L'ex-dirigeant de l'ex-coalition rebelle joint en pleine patrouille jeudi, affirmait-il, se dit lui aussi favorable à l'envoi de missions de paix internationales. Car, avoue-t-il, "la situation ici est très confuse. Nos frères FACA (Forces armées centrafricaines, armée régulière, NDLR), on les a retrouvés ici à Bangui. Personne n'a désarmé. Les bandits qui ont rejoint la Sélé ka ont été équipés en armes. Il y a beaucoup d'armes dans la ville de Bangui qui ne sont pas encore ramassées".
Mais, se défend-il, "60% des exactions qui se passent aujourd'hui à Bangui, ce n'est pas la Séléka.
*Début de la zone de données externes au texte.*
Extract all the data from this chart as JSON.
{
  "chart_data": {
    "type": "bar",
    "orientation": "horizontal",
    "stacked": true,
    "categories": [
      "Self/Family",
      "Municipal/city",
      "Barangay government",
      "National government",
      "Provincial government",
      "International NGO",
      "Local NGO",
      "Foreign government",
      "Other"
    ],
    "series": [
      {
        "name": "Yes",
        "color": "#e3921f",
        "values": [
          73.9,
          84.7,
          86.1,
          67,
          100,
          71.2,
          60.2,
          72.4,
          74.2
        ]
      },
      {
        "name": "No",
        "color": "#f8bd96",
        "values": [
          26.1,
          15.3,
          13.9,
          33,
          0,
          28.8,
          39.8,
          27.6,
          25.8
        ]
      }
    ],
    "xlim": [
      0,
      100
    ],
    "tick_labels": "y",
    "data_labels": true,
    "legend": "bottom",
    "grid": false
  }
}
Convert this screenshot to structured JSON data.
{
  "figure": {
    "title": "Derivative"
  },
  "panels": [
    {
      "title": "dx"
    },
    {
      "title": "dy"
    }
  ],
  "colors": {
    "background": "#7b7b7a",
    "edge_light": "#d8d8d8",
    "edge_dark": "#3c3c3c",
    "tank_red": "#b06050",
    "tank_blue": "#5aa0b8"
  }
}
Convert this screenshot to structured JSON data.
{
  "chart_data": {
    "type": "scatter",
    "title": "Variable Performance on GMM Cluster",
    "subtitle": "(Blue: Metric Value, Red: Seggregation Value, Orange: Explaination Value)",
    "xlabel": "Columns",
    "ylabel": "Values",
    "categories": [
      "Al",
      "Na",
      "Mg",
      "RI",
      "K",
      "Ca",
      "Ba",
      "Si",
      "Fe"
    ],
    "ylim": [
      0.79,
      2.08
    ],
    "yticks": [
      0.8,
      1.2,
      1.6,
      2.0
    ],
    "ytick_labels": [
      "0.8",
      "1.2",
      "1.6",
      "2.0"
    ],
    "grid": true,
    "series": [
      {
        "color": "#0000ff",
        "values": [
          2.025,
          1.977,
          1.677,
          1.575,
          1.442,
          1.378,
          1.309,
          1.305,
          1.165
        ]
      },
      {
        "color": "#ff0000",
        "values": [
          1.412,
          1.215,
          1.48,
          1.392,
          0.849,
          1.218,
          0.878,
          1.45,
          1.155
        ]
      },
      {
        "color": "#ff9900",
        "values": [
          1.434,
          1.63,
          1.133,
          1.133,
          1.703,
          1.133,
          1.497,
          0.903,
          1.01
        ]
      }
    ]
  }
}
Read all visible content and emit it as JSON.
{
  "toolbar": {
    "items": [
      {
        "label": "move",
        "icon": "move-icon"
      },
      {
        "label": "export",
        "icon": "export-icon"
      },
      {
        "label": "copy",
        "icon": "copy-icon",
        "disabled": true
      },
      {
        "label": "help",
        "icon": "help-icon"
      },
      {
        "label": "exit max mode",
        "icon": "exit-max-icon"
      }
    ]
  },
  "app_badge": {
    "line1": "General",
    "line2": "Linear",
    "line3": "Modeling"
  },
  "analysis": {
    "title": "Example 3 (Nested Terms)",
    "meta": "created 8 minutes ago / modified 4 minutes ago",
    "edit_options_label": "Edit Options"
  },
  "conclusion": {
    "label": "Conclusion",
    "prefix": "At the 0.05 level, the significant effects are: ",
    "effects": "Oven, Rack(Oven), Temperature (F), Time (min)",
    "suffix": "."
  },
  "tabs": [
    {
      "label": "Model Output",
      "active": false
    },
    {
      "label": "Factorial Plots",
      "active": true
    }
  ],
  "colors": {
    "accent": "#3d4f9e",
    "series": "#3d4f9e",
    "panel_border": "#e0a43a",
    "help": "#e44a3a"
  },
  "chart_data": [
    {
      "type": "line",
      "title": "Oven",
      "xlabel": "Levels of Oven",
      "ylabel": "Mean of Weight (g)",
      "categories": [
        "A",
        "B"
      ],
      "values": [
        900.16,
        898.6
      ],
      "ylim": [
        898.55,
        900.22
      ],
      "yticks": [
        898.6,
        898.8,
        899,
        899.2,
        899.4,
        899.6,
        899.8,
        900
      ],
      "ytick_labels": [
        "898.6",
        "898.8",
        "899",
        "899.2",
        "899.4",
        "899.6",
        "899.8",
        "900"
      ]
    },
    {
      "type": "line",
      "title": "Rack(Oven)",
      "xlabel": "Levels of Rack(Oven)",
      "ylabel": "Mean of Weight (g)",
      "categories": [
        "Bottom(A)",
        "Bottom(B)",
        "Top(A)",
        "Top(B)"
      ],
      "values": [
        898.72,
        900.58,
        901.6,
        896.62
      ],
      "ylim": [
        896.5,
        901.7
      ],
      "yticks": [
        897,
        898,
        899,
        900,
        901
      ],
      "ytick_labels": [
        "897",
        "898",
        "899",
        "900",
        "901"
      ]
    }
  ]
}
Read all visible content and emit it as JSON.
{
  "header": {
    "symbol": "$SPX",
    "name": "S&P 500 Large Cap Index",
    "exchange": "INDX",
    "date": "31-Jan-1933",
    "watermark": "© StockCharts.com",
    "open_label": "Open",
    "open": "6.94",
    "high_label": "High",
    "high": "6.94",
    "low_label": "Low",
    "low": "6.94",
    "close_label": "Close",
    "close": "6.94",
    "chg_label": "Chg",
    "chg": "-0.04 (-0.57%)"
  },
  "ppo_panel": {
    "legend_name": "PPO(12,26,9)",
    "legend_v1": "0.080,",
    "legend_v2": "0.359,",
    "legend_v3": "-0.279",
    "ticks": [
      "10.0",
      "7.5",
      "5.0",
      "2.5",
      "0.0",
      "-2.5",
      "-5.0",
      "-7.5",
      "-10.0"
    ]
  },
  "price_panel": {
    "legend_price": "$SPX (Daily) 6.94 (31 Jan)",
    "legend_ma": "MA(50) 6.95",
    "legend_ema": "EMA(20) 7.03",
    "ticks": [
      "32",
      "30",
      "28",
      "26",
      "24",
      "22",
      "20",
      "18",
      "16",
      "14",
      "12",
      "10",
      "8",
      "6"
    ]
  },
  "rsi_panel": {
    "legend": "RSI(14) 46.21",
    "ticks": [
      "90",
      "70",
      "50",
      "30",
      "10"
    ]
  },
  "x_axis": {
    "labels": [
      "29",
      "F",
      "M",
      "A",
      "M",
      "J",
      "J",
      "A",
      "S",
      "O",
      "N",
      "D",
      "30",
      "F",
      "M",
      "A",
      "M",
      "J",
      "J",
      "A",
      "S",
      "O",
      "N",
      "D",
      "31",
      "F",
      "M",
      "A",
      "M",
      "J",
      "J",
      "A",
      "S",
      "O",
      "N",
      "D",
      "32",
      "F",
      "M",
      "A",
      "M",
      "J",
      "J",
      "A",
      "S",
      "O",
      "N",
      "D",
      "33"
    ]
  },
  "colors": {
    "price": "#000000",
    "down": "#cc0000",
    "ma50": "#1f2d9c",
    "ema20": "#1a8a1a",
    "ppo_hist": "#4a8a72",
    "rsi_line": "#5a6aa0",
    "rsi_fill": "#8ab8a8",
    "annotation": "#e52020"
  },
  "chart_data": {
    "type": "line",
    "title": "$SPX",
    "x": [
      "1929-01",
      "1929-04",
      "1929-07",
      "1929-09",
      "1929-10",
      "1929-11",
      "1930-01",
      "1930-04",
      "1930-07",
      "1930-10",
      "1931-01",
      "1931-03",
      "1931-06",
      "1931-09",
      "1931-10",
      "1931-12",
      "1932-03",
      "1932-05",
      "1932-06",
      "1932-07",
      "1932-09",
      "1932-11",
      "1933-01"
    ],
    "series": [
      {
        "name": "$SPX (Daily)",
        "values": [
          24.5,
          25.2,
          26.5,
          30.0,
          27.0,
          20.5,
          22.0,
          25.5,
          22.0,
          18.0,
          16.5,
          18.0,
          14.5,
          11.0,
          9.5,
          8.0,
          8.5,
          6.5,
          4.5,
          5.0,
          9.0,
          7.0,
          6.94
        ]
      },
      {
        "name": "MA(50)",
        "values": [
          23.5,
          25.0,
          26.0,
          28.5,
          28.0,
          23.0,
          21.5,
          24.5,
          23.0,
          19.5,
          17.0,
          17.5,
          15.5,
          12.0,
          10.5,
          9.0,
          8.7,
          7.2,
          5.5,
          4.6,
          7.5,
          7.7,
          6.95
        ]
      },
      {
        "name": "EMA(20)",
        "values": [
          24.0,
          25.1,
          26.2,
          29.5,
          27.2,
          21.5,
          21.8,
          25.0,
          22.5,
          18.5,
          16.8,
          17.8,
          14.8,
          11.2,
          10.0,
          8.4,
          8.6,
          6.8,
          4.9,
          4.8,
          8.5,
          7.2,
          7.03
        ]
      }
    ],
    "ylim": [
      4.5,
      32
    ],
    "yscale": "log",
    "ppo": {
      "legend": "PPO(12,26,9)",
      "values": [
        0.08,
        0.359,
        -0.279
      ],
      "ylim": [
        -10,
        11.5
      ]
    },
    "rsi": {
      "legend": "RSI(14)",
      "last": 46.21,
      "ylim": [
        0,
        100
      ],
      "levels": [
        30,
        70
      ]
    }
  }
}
Comme c'est nous qui sommes à l'origine du désordre, on assume".
Il fait part d'un manque criant de personnels qui rend "très difficile" la tâche de sécurisation de la capitale, où il dénombre un effectif de "moins de 400 gendarmes" opérationnels, et du reste du territoire national. "On demande de recruter de jeunes gendarmes pour faire ce travail", confie-t-il, ajoutant que pour l'heure "aucun ex-combattant de la Séléka n'a été recruté" dans ce corps.